Schleswig-Holstein bekommt eine Teststrecke für Oberleitungs-Lkw. Bis spätestens Ende 2018 soll auf einem sechs Kilometer langen Teilstück der A 1  zwischen Reinfeld und Lübeck eine Teststrecke für Elektro-Lkw entstehen.

Das Pilotprojekt auf einem etwa sechs Kilometer langen Teilstück zwischen Reinfeld und Lübeck wird mit rund 14 Millionen Euro aus dem Förderprogramm „Erneuerbar Mobil“ des Bundesumweltministeriums gefördert.  Jochen Flasbarth, Staatssekretär im Bundesumweltministerium, überreichte am 3. Februar den Förderbescheid an Ministerpräsident Torsten Albig.

Der emissionsarme Elektro-Lkw hat einen Wirkungsgrad von circa 80 Prozent und ist damit ungefähr doppelt so effizient wie ein herkömmlicher Lkw.

„Mit einer Elektrifizierung der A1 kann Schleswig-Holstein seine Drehscheibenfunktion für den Verkehr zwischen Skandinavien und Kontinentaleuropa zukunftsfähig machen. Als eines der schönsten Tourismusgebiete in Deutschland zeigt Schleswig-Holstein sein Verantwortungsbewusstsein für Umweltschutz und nachhaltigen Verkehr“, so der Regierungschef. Wie Albig weiter ausführte, sei der Norden für das Pilotprojekt geradezu prädestiniert: „Wir sind Vorreiter bei den Erneuerbaren Energien. Der erste E-Highway in Schleswig-Holstein kann Beispiel werden für viele weitere Autobahn-Kilometer mit Oberleitungen in ganz Deutschland.“ Güterverkehr, Mobilität und Umwelt könnten so zukünftig besser vereinbart werden. Bei der neuen Technik reiche es dabei aus, einzelne Abschnitte der Autobahn zu elektrifizieren, zwischen denen dann mit Strom aus dem Akku gefahren werden könne.

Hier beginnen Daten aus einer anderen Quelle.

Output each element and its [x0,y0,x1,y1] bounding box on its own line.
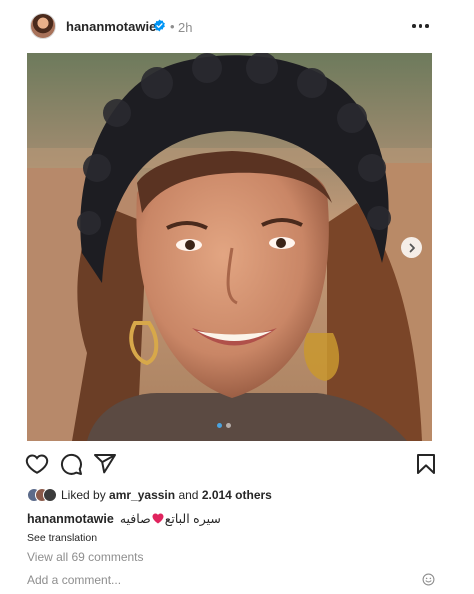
post-media[interactable] [27,53,432,441]
caption: hananmotawie سيره الباتع صافيه [27,511,221,526]
carousel-dot-1 [217,423,222,428]
action-bar [0,452,474,476]
add-comment-input[interactable]: Add a comment... [27,573,121,587]
likes-others-link[interactable]: 2.014 others [202,488,272,502]
likes-joiner: and [178,488,199,502]
caption-text-start: صافيه [119,512,151,526]
likes-row: Liked by amr_yassin and 2.014 others [27,488,447,502]
caption-text-end: سيره الباتع [164,512,221,526]
liker-avatar[interactable] [43,488,57,502]
view-comments-link[interactable]: View all 69 comments [27,550,144,564]
share-icon[interactable] [93,452,117,476]
more-options-icon[interactable] [412,20,432,32]
likes-text: Liked by amr_yassin and 2.014 others [61,488,272,502]
liker-username[interactable]: amr_yassin [109,488,175,502]
red-heart-emoji-icon [152,513,164,524]
next-arrow-icon[interactable] [401,237,422,258]
username-link[interactable]: hananmotawie [66,19,156,34]
comment-icon[interactable] [59,452,83,476]
post-header: hananmotawie • 2h [0,0,474,52]
carousel-dots [217,423,231,428]
carousel-dot-2 [226,423,231,428]
see-translation-link[interactable]: See translation [27,532,97,544]
post-time[interactable]: 2h [178,20,192,35]
bookmark-icon[interactable] [414,452,438,476]
post-photo [27,53,432,441]
avatar[interactable] [30,13,56,39]
heart-icon[interactable] [25,452,49,476]
time-separator: • [170,19,175,34]
caption-username[interactable]: hananmotawie [27,512,114,526]
emoji-icon[interactable] [422,573,435,586]
likes-prefix: Liked by [61,488,106,502]
verified-badge-icon [154,19,165,32]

Staatssekretär Flasbarth ergänzt: „Oberleitungs-Lkw sind eine besonders effiziente Lösung auf dem Weg zu einem klimaneutralen Güterverkehr. Denn wir haben zwar viele erneuerbare Energien, gerade in Schleswig-Holstein, müssen aber trotzdem sparsam mit ihnen umgehen, da wir sie in allen Sektoren benötigen, um unsere Klimaschutzziele zu erreichen. Wir haben Oberleitungs-Lkw auf einer nicht öffentlichen Teststrecke bereits seit mehreren Jahren erprobt. Jetzt ist die Technologie reif für einen Test unter realen Bedingungen, auf der Autobahn und eingebunden in die Logistikketten.“

Das Wirtschaftsministerium in Kiel als Projektantragsteller kooperiert bei diesem Pilotprojekt mit dem Forschungs- und Entwicklungszentrum der Fachhochschule Kiel. Dort wird der „E-Highway“ geplant.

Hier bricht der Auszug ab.